Ma oltre la strutturazione, e questa è materia di più precise puntualizzazioni nelle pagine che seguono, il grosso problema da risolvere èquello del prodotto. A richiederne la soluzione èil risparmio nazionale, anche indipendentemente dal mercato unico integrato, ma è naturalmente anche l'apertura di questi orizzonti sempre più vasti, rispetto ai quali si muovono pure in Italia gli investitori esteri ed altrettanto stiamo cominciando a fare anche noi. Pacchetti interamente nuovi di prodotti e di offerta dovranno entrare in lizza con servizi finanziari articolati, polifunzionalmente come si suole dire, nel campo creditizio, assicurativo e di consulenza.

Gli obiettivi
Passiamo a considerare gli obiettivi che il mercato europeo dei servizi finanziari si propone, anzi si responsabilizza di conseguire, nel fine immediato di potenziare e far evolvere una situazione che ha come punto di partenza, quanto a consistenza del settore dei servizi finanziari in termini di produzione, un 7% circa del prodotto interno lordo della Comunità, con punte massime del 1,4% per il Lussemburgo e minime del 4,5% per la Francia.
Quale sfondo europeo della situazione in atto si devono considerare al momento la rimozione degli ostacoli alla liberalizzazione, oggi minore per i servizi finanziari rispetto agli altri comporti economici, la presenza di filiali di molte banche europee nei principali centri finanziari della Comunità, la quotazione di numerosi titoli nelle Borse di più di un Paese membro, ecc. Colpi di accelerazione delle liberalizzazioni si vengono doverosamente registrando anche in Italia, con le misure valutarie e di circolazione dei capitali previste ed in corso di attuazione.
Il punto centrale di tutto questo discorso èquello sottolineato dagli stessi documenti ufficiali della CEE, secondo i quali i mercati finanziari mondiali evolvono rapidamente verso un sistema di operazioni non stop, attivo 24 ore su 24 e polarizzato da tre grandi zone orarie che hanno il loro centro negli Stati Uniti, in Europa ed in Estremo Oriente. Ne discende ovviamente la necessità di un mercato europeo strutturato in modo tale da poter essere concorrenziale su scala mondiale. Con quali presupposti e modi di essere, perciò?

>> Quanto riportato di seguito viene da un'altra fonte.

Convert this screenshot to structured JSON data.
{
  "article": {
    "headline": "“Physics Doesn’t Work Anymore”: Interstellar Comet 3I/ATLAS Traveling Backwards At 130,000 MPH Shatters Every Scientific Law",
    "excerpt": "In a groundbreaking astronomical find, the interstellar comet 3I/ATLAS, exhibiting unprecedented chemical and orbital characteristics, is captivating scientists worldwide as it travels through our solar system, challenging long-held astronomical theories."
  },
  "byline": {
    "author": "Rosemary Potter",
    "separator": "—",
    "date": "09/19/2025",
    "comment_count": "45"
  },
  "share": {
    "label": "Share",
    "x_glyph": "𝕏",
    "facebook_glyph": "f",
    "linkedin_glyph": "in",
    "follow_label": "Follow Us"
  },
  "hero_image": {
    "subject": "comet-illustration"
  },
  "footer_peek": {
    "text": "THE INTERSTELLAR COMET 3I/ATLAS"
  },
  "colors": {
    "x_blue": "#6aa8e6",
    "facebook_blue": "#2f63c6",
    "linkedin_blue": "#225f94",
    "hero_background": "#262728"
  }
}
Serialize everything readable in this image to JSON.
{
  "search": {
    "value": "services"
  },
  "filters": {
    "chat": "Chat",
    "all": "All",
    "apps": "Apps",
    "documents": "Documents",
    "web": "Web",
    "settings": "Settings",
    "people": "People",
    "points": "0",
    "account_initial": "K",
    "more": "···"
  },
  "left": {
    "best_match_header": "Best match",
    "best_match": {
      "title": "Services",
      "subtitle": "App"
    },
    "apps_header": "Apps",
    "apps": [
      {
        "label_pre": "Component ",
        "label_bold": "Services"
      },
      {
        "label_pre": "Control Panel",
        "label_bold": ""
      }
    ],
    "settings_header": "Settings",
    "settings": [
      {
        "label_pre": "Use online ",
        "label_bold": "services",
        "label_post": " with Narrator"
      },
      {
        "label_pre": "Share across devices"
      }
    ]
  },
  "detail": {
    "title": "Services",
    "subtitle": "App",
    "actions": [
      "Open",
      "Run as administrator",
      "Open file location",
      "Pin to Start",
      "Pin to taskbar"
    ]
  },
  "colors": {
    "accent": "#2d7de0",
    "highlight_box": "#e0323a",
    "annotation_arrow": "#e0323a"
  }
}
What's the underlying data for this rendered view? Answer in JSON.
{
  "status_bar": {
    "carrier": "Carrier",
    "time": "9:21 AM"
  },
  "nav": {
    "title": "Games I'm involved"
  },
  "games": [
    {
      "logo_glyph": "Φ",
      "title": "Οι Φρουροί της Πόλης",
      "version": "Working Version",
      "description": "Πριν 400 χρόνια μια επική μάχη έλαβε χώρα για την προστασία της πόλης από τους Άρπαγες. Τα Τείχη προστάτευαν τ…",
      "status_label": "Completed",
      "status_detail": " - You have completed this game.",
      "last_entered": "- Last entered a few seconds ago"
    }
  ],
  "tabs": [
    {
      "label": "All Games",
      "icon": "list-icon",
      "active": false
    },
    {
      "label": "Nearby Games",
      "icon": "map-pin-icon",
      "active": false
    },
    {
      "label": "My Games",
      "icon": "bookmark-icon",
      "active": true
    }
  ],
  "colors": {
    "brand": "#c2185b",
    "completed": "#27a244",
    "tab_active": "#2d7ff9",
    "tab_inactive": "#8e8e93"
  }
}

Li riassumiamo qui di seguito:
- libertà per tutti gli istituti finanziari di stabilire la propria sede e le proprie filiali in qualsiasi Paese della comunità;
- libertà per gli istituti stessi di offrire liberamente, in tutta la Comunità, servizi e prodotti;
- libertà di movimento dei capitali in tutta la Comunità.
Il tutto finalizzato alla creazione entro il 1992 di un mercato unico europeo dei servizi finanziari, dove - come dicono i documenti ufficiali CEE -una banca possa proporre la gamma completa dei suoi servizi ed aprire Agenzie con altrettanta facilità in un Paese membro diverso da quello d'origine; dove sia possibile sottoscrivere l'assicurazione più conveniente, estesa tuttavia all'insieme della Comunità; dove il mercato dei valori mobiliari e dei capitali raggiungo - come prima si diceva per quanto riguarda l'Italia - le dimensioni che gli consentano di rispondere alle esigenze dell'industria europea e di attivarvi investimenti provenienti dal mondo intero.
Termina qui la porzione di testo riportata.